Understand optional true in maven dependency

Today one colleague  from the other team was trying to mimic our behavior doing custom authentication on Hive-Server2. He asked me why he could not get the HiveConf.get(key) working. It basically gets the key we defined in hive-site.xml. It is convenient because if we put key/value there, we do not have to worry about path issue in cluster, just do HiveConf c = new HiveConf() and call get(key) . (side note: this way seems to be not recommended officially since now they have a bunch of enum value to restrict what you can define there) After looking at the source code. get() is actually a method in the parent Configuration class.

import org.apache.hadoop.conf.Configuration;
public class HiveConf extends Configuration

On my pom, I explicitly included the

       <dependency>
         <groupId>org.apache.hadoop</groupId>
         <artifactId>hadoop-core</artifactId>
         <version>${hadoop.core.version}</version>
      </dependency>

So i can look at it from IDE directly. However there is no such dependency in his pom, I cannot find the artifact from the dependency tree either. This is really confusing to me.

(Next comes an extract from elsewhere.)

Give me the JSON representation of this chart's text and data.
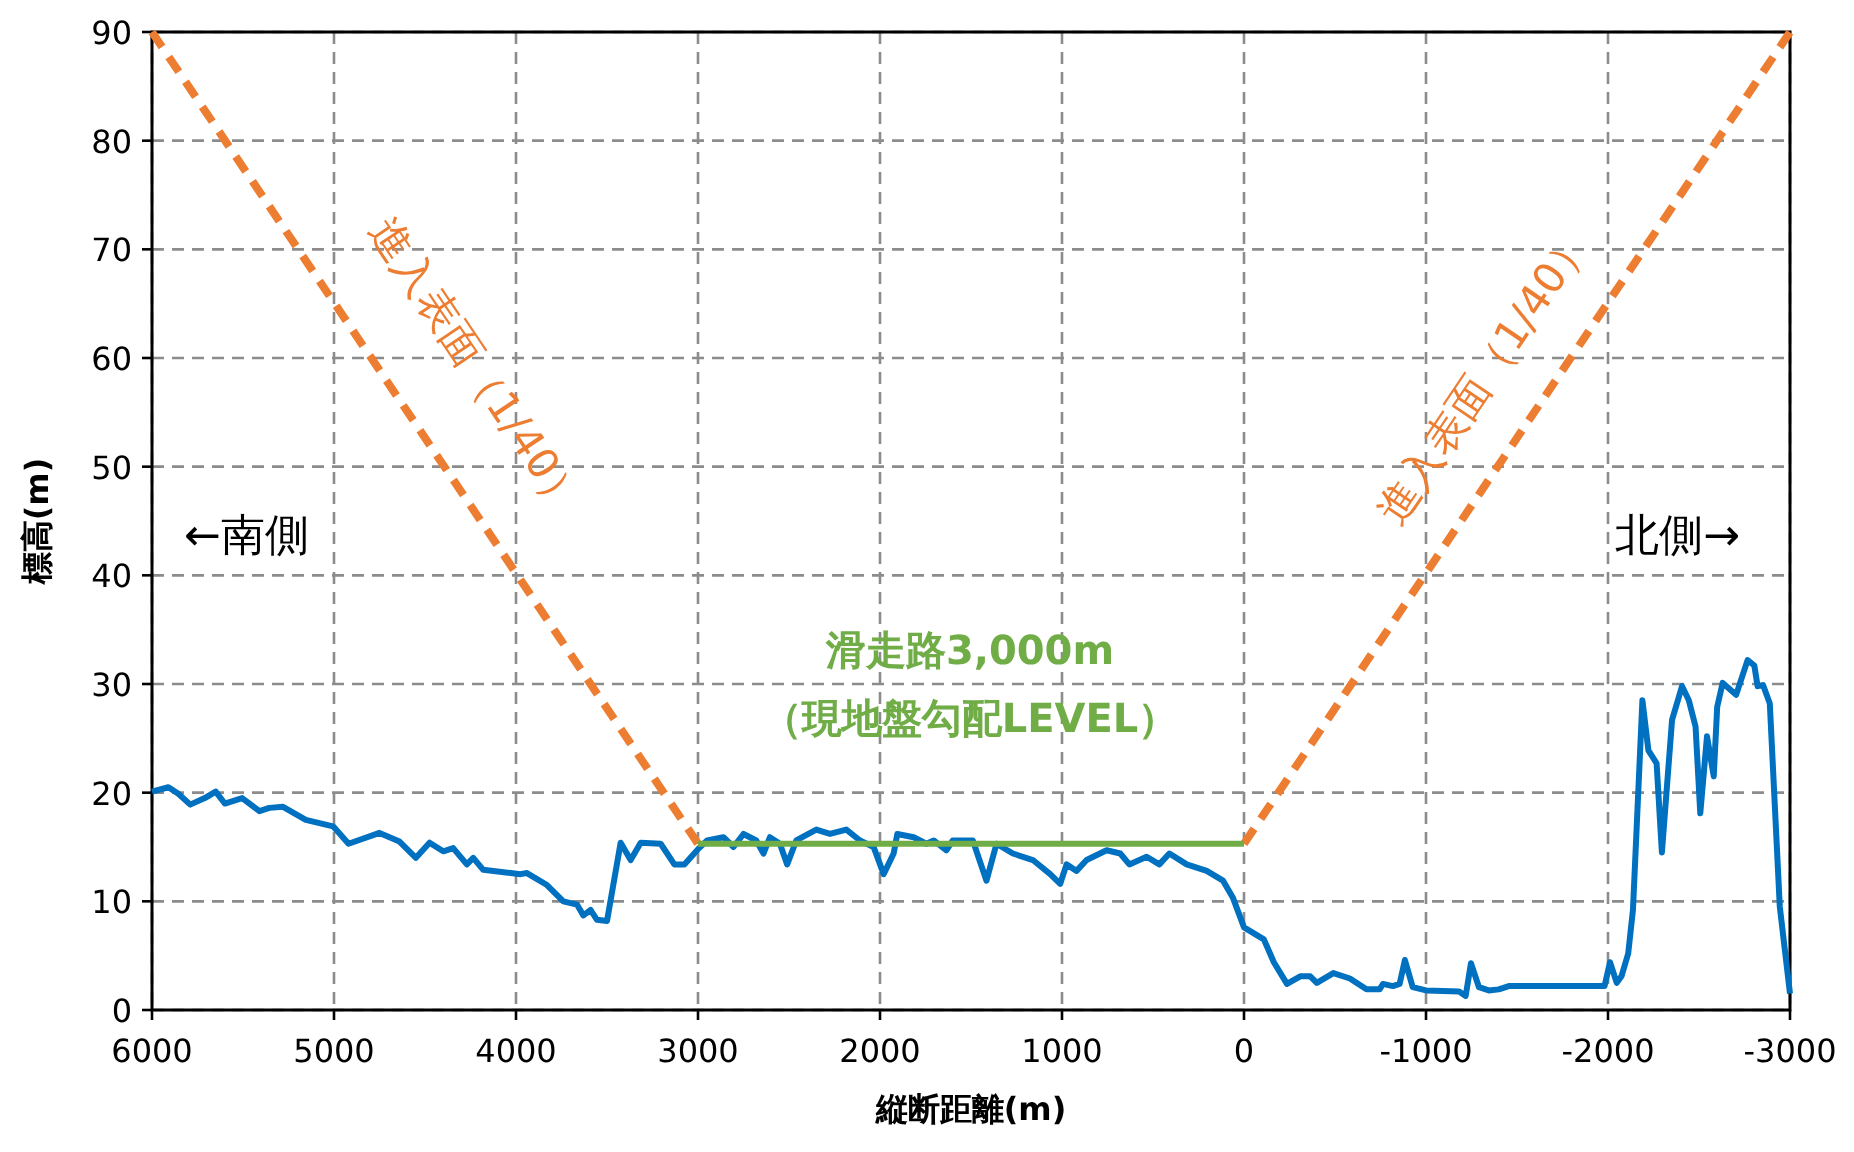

It turns out the org.apache.hive -> hive-service has dependency on some hive-shims artifacts which has hadoop-core dependency specified as optional=true.

   <dependency>
      <groupId>org.apache.hadoop</groupId>
      <artifactId>hadoop-core</artifactId>
      <version>${hadoop-20.version}</version>
<optional>true</optional>
    </dependency>

so what is optional true? How come his jar can compile even without the hadoop-core dependency specified? The below pictures are from this POST.

Meaning of <optional>

In short, if project D depend on project C, Project C optionally depend on project A, then project D do NOT depend on project A.

image

Since project C has 2 classes use some classes from project A and project B. Project C can not get compiled without dependencies on A and B. But these two classes are only optional features, which may not be used at all in project D, which depend on project C. So to make the final war/ejb package don’t contain unnecessary dependencies, use to indicate the dependency is optional, be default will not be inherited by others.

What happens if project D really used OptionaFeatureOne in project C? Then in project D‘s pom, project A need to be explicitly declared in the dependencies section.

image

If optional feature one is used in project D, then project D‘s pom need to declare dependency on project A to pass compile. Also, the final war package of project D doesn’t contain any class from project B, since feature 2 is now used.

Our case

In our scenario, the hive-service depends on hive-exec which depends on hive-shims which has optional dependency on hadoop-core. So when the Configuration.get() is not used, his project could still compile even though HiveConf extends the Configuration class. Now if the get() method is to be used, then he need to explicitly declare the dependency on hadoop-core.